Sin más tardanza, dimos media vuelta y regresamos a mi habitación. Mi madre me había atado las botas con tantas ganas que ahora no podía desanudarme los cordones. Por fin, con un suspiro de alivio, logró quitarme la primera bota. Como estaba de mal humor, no se agachó para dejarla en el suelo sino que la soltó.
En Las Hilandarias los niños calzaban botas con tachuelas o remaches de hierro en la punta de las suelas. Se podría afirmar que herraban a la infancia.
El efecto al andar era chusco. Resbalábamos fácilmente en el adoquinado o en el cemento de las aceras. Salvo la tierra, cualquier superficie pulida era un peligro. Esta circunstancia nos obligaba a ser conscientes de cada uno de nuestros movimientos.
Luego, lo quisieras o no, el choque de los refuerzos contra el pavimento producía un ruido metálico semejante al de las caballerías. Un martilleo que delataba nuestra presencia.

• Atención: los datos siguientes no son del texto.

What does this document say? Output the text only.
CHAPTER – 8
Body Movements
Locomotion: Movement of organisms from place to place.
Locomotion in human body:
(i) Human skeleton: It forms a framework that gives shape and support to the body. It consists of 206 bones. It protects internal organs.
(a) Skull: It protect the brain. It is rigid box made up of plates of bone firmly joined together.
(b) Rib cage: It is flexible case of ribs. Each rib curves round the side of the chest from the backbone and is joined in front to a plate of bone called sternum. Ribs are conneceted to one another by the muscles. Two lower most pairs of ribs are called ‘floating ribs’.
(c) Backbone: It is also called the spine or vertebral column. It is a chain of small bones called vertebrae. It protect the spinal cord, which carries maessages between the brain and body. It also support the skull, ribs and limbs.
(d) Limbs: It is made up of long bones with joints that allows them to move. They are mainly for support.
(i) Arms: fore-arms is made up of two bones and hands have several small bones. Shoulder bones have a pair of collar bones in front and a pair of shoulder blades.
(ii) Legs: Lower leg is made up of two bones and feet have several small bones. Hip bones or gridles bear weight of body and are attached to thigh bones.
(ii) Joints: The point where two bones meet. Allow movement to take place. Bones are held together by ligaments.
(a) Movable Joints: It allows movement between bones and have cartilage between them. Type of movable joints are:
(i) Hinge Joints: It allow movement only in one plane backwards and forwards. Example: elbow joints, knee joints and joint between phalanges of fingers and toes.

Mi madre, siempre tan cuidadosa, como estaba irritada, olvidó ese detalle y la bota rechinó en el enlosado. Ese sonido le daba dentera. Su corajina aumentó responsabilizando del percance a la lazada que ella misma había hecho.
Ese tintineo puso punto final a mi breve escapada y a la difteria, de la que estaba convaleciente.
La enfermedad empezó como una faringitis. Y ese fue el primer diagnóstico, al que el médico quitó importancia. Pero mi situación se complicó pronto con fiebres altas y las primeras dificultades respiratorias.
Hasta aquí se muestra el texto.